Two Canadian students have the latter in spades and have devised a simple new solution: bacteria that can metabolize phthalates (a binding agent in plastic products). Phthalates are harmful components that are used in a wide variety of consumer products from packaging to cosmetics to personal-care. They routinely leach into the environment, permeating the food chain up and down, and have been known to cause a large number of health problems for animals and people alike.
Enter Miranda Yang and Jenny Yeo. The two young women were still in high school in Vancouver when they hit on the idea of using bacteria that can break down phthalates. They then set about developing a process that dissolves plastics with a solvent into their base chemicals, which can then be broken down further with enzymes produced by special bacteria.
Their invention could be used to clean up beaches, for a start. “It’s going to be nearly impossible to get people to stop using plastic,” Wang observes. “We need real technology to break it down. Everything in nature should be biodegradable.”

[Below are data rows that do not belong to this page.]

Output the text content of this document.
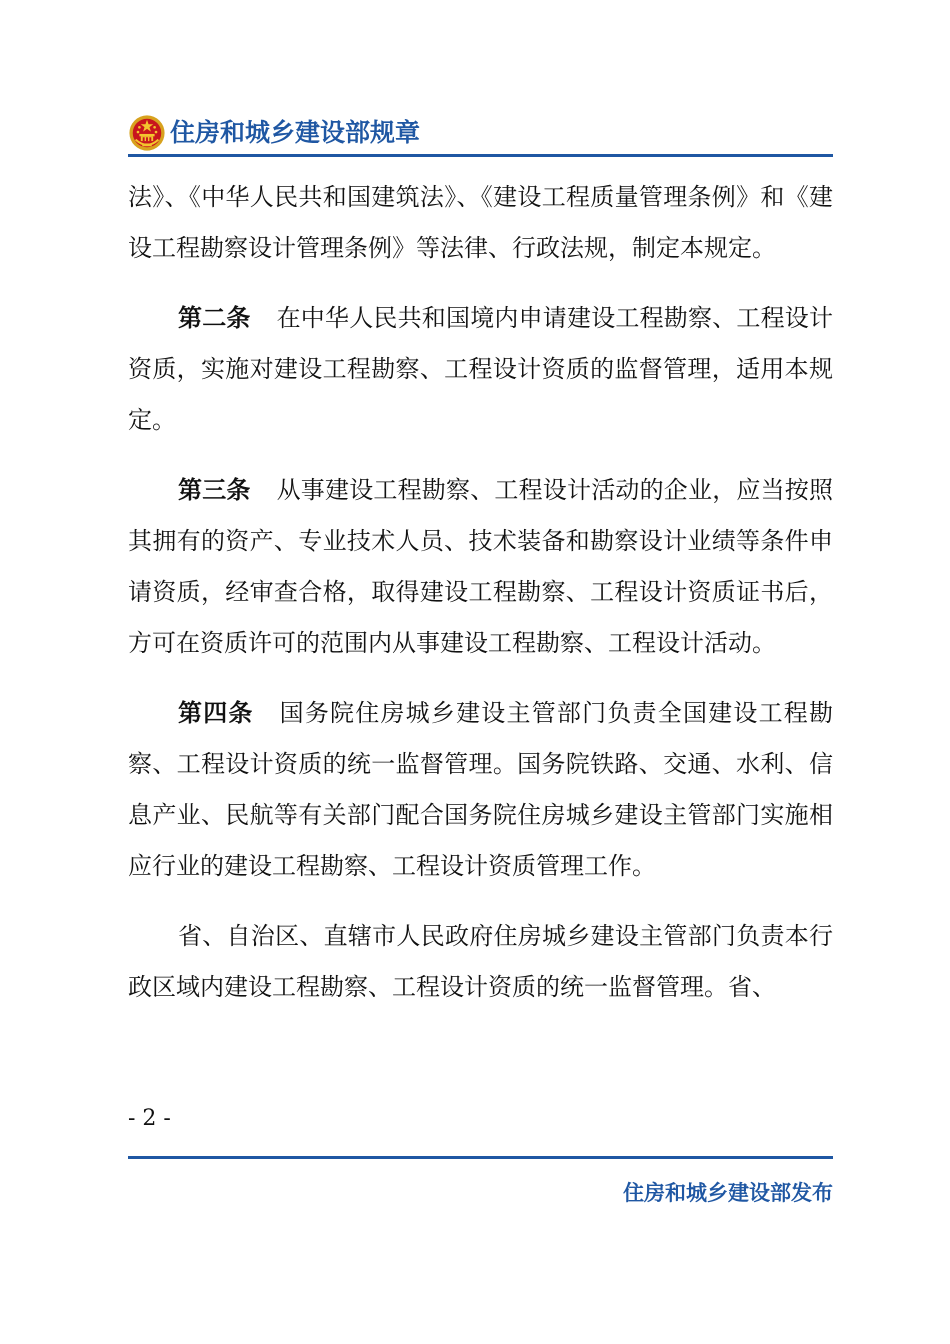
住房和城乡建设部规章

法》、《中华人民共和国建筑法》、《建设工程质量管理条例》和《建设工程勘察设计管理条例》等法律、行政法规，制定本规定。

第二条 在中华人民共和国境内申请建设工程勘察、工程设计资质，实施对建设工程勘察、工程设计资质的监督管理，适用本规定。

第三条 从事建设工程勘察、工程设计活动的企业，应当按照其拥有的资产、专业技术人员、技术装备和勘察设计业绩等条件申请资质，经审查合格，取得建设工程勘察、工程设计资质证书后，方可在资质许可的范围内从事建设工程勘察、工程设计活动。

第四条 国务院住房城乡建设主管部门负责全国建设工程勘察、工程设计资质的统一监督管理。国务院铁路、交通、水利、信息产业、民航等有关部门配合国务院住房城乡建设主管部门实施相应行业的建设工程勘察、工程设计资质管理工作。

省、自治区、直辖市人民政府住房城乡建设主管部门负责本行政区域内建设工程勘察、工程设计资质的统一监督管理。省、

- 2 -
住房和城乡建设部发布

The young inventors, who are still barely over 20, have envisioned setting up mobile clean-up stations, either on shore at the back of trucks or on floating platforms, with 150,000 liter biodigester tanks. These could be loaded with waste polystyrene for it to be degraded within them in a day or two. “The idea is there’s no need to collect the plastic and ship it to some centralized location,” Wang explains. “This plastic is very lightweight, so transporting even one kilogram of it would take a huge amount of volume and be very unsustainable in terms of transportation.”
She and Yeo have set up a company, BioCellection, and raised hundreds of thousands of dollars for it. They are planning to field-test a prototype of their invention this summer in China and launch a working device within two years. In a TED Talk presentation, they expound on the specifics of their invention and the vast extent of plastic pollution it is meant to tackle.
Plastic-eating bacteria are becoming widely seen worldwide as a possible solution for tackling the vast amounts of plastic garbage floating around in seas and washing up on shores. Recently, Japanese scientists have isolated a strain of bacteria – Ideonella sakaiensis – that could live on the most common type of polyester, polyethylene terephthalate (PET), which is widely used in bottles, containers, packages, synthetic clothing and other consumer products.